In 1903, when the sheikh convinced a major British steamship line to make Dubai a port of call, a 25-year boom began. The Great Depression, compounded by the emergence of artificial pearls in 1929, cast a dark cloud over Dubai's newfound prosperity. Young Sheikh Rashid bin Saeed al-Maktoum, convinced that the pearl trade was dead, decided that this cloud had a 24-karat lining. Dubai wasn't duty-free for nothing. Soon, the re-export business, whereby goods were cheaply imported into a duty-free port and immediately exported to another market, exploded. After Dubai Creek was dredged in 1963, allowing almost any boat safe harbour, gold smuggling took off like a rocket.
Dubai's lucky streak had only just begun. In 1966, oil was discovered and the economy kicked into overdrive. The British had already decided to pack up the empire and head home, and in 1971, Dubai became the seventh emirate of the newly formed UAE. Sheikh Rashid agreed to a formula that gave the emirates of Abu Dhabi and Dubai the most weight in the federation, and made sure that Dubai would continue living life in the fast lane. Border disputes and friction about the integration of the Emirates led to some tension, but in 1979, Sheikh Rashid and Sheikh Zayed of Abu Dhabi sealed a compromise; in effect, Dubai would remain a bastion of free trade while Abu Dhabi imposed a tighter federal structure on the rest of the Emirates.
When Sheikh Rashid, the architect of Dubai's success and unrivalled financial freedom, died in 1990, his son Sheikh Maktoum took the reins of power.
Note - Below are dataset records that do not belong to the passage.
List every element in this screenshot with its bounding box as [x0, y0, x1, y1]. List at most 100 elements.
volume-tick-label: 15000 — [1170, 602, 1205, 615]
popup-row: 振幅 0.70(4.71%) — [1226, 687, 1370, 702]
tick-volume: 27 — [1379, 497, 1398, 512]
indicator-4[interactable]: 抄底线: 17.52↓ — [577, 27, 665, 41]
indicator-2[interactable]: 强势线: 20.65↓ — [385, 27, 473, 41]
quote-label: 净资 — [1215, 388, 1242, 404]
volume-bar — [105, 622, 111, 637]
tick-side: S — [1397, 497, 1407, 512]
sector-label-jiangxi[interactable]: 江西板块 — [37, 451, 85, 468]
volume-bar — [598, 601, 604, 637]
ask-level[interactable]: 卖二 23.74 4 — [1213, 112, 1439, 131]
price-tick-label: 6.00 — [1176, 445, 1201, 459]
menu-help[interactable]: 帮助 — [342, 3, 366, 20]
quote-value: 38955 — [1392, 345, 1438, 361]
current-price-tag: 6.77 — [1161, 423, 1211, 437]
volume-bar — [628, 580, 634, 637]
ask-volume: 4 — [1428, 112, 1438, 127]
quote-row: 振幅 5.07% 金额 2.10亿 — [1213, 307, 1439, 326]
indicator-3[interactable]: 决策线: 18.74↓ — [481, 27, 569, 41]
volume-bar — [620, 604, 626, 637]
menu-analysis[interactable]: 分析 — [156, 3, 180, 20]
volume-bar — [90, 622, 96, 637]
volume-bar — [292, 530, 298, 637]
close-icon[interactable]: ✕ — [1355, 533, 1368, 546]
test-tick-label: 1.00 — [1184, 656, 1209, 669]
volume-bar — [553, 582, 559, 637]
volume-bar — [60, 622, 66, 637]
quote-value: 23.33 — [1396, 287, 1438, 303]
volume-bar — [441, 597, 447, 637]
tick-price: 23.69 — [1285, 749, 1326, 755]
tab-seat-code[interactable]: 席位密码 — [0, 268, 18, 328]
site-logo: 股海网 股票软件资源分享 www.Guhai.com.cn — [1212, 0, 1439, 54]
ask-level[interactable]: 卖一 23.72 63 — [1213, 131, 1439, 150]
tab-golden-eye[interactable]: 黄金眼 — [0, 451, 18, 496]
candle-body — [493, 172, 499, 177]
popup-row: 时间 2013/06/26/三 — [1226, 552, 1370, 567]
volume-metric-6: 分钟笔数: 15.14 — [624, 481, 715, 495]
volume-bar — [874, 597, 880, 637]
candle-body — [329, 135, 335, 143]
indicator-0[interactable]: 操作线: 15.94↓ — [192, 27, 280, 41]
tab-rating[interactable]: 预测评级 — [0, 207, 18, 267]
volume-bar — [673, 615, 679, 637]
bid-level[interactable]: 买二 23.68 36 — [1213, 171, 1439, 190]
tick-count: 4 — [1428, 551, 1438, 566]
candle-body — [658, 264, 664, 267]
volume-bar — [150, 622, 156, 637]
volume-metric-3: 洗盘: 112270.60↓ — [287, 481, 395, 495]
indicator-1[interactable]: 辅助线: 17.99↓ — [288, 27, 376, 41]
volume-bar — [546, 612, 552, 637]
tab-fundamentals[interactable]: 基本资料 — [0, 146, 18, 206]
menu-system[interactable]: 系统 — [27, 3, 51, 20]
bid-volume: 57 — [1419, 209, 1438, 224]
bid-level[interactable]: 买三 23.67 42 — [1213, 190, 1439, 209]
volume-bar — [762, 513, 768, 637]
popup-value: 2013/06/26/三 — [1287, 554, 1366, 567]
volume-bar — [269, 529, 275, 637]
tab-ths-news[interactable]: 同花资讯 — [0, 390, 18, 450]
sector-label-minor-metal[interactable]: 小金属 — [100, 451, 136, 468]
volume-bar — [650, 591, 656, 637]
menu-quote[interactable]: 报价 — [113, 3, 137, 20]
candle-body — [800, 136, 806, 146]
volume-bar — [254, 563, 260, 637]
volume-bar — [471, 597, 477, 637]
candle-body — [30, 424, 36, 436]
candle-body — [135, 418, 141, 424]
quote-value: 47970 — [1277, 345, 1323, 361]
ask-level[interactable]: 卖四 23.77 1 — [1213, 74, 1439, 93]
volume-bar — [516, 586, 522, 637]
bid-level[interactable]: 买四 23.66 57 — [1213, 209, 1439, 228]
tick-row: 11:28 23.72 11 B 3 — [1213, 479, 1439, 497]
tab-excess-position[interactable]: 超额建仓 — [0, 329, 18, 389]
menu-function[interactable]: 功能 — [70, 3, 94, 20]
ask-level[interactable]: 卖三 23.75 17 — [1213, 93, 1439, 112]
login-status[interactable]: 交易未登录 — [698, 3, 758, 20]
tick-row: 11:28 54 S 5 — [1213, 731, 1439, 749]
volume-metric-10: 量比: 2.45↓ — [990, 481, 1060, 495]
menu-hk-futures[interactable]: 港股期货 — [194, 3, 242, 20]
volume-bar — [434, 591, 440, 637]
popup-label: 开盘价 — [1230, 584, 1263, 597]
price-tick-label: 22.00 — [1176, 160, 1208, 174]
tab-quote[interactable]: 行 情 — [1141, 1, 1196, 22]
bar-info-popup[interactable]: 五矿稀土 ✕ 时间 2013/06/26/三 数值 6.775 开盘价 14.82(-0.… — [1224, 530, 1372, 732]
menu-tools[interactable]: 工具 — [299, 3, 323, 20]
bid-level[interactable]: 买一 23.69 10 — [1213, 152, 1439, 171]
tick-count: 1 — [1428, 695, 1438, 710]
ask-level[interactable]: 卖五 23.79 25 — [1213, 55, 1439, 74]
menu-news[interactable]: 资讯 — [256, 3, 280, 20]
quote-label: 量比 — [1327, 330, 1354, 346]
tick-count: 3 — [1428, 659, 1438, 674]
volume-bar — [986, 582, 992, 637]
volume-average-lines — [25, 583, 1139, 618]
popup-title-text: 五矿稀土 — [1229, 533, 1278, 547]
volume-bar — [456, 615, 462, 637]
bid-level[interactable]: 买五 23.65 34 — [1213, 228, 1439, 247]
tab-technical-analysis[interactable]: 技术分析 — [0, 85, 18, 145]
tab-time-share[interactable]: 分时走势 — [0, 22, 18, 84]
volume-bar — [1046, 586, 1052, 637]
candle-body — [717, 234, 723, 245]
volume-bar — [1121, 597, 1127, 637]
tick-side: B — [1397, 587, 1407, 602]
The core of Maktoum's policies were economic freedom and the no-holds-barred promotion of Dubai, the public face of which was his brother Sheikh Mohammed, who took over after Sheikh Maktoum's death in 2006.
World-class tennis tournaments, boat and horse races, desert rallies and one of the largest air shows in the world attract millions of visitors to the city. Other high-profile events, such as the Dubai Shopping Festival and Dubai Summer Surprises, bring hordes of tourists into town. With oil revenues now only for only 6% of Dubai's income, post-petroleum Dubai is going to be in good shape.
The story of Dubai reads like a rags-to-riches tale, and indeed, it is hard to imagine anywhere else in the world that has developed at such a pace, in such a short time, for so many different people.